The real problem for an artist like Patrick is that this circles right back to the rule of the lowest common denominator. “So many people think that although they don’t have any journalistic experience, or knowledge of the music industry, or even social awareness, they can still comment on everything in a public forum. I find that very strange. It was not something I was used to when I was younger. The easy scapegoat is the person who is doing something different. When the internet came along the ‘freak’ they wanted to mock they could mock in a very public, Mediaeval English way. Let’s stick them in the stocks and throw rotten apples at them via the internet. I am a big target for a lot of those type of people. I’ve developed a very thick skin. It reminds me of being at school again.”
“I wish that didn’t have to come with it. That wanting to be free, the liberation of just being yourself, that’s why I wanted to be a musician.
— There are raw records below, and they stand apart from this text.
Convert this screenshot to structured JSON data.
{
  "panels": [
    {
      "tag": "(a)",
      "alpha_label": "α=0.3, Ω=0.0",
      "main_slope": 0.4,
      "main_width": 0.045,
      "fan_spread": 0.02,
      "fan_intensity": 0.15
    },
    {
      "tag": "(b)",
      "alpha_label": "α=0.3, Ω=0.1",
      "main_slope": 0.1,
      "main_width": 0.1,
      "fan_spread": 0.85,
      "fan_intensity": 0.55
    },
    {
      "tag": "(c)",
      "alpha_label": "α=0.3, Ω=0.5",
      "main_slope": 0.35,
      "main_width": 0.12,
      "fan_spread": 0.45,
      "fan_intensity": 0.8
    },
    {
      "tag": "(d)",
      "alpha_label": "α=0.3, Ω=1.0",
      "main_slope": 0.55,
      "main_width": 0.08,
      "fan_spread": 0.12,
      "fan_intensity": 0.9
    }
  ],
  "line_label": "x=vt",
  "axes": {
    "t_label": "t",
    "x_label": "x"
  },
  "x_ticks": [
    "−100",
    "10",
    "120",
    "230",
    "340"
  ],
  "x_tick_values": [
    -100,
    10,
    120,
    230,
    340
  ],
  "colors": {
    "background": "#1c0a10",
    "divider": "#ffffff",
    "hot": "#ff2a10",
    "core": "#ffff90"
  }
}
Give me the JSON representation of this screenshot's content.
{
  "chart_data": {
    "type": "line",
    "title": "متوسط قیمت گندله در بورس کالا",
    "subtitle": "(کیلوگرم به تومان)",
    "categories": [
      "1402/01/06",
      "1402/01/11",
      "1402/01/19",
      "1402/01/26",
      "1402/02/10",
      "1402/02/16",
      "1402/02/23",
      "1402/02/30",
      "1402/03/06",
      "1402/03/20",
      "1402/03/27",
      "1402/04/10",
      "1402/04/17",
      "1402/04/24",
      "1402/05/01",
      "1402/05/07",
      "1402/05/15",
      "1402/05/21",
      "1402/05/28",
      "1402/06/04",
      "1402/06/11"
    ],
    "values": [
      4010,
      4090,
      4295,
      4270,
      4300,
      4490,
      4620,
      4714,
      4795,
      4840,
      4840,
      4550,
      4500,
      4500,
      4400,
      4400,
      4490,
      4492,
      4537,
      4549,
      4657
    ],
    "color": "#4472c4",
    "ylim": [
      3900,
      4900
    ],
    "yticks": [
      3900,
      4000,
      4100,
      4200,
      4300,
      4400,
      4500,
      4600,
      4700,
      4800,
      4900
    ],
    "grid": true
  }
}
I thought I could be myself, sing dance and write and have no judgement. But that is exactly what you get: judgement first, ridicule second, and then … bankruptcy third.”
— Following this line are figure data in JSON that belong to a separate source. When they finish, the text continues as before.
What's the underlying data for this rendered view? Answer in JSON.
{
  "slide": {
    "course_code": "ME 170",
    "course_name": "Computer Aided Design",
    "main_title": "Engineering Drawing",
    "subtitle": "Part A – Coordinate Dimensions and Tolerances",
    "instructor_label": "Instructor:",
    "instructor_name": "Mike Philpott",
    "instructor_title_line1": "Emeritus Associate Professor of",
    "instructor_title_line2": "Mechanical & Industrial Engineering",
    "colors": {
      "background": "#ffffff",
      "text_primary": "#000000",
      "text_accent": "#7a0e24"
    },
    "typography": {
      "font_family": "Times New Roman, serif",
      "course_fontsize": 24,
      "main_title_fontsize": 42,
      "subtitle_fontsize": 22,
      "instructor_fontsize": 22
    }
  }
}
The companion to this is, of course, the all too predictable homophobia. The subject of his sexuality is important to the new albums because of how his relationship with his partner William has defined them. “I won’t put up with it,” Patrick pronounces, and rises in his chair, the air of militancy upon him. “I got it when I was a kid. I’m not doing this anymore.” He laughs, and rolls his shoulders, and says “‘I’m just gonna freak you out by being so sexy you just want to dump your wife and run off with a man’.” And then jumps to his feet to tell a story.
“I was up at six in the morning and I was walking down to London Bridge. These truck drivers stopped and shouted “faggot, pussy boy, lick my arsehole”. I was taking money out of the cash machine, and I was wearing combat shorts and thirty-hole skinhead boots. I thought, if I was sixteen I would turn around right now and walk off and be really upset. But instead I turned around and shouted “lick my cock you fucking dickheads, come up here and lick my cock; actually, no, fuck off because you’ve probably got herpes”. Then they stopped and went silent.”
“And then these tramps behind me shouted ‘You tell ‘em! We’re gonna fight for you’. And these four tramps were behind me – it was like the Michael Jackson ‘Thriller’ video. I said “get right down now and fight us. How tall are you when you get out of your truck?” They were waiting for the red light to change. Then one of them shouts again, “Faggot, pussyboy”, and I walked up to them and said, “Come right here I’ll piss in your face”. The lights changed and they sped off. And all these tramps are high-fiving me. And at the end one of them said, “’ave you got a pound?’.”
The performance over he laughs, and notes, “People who are really fucked up, and do really dirty things where everything is smoke and mirrors, they’re the ones that always shout at you.”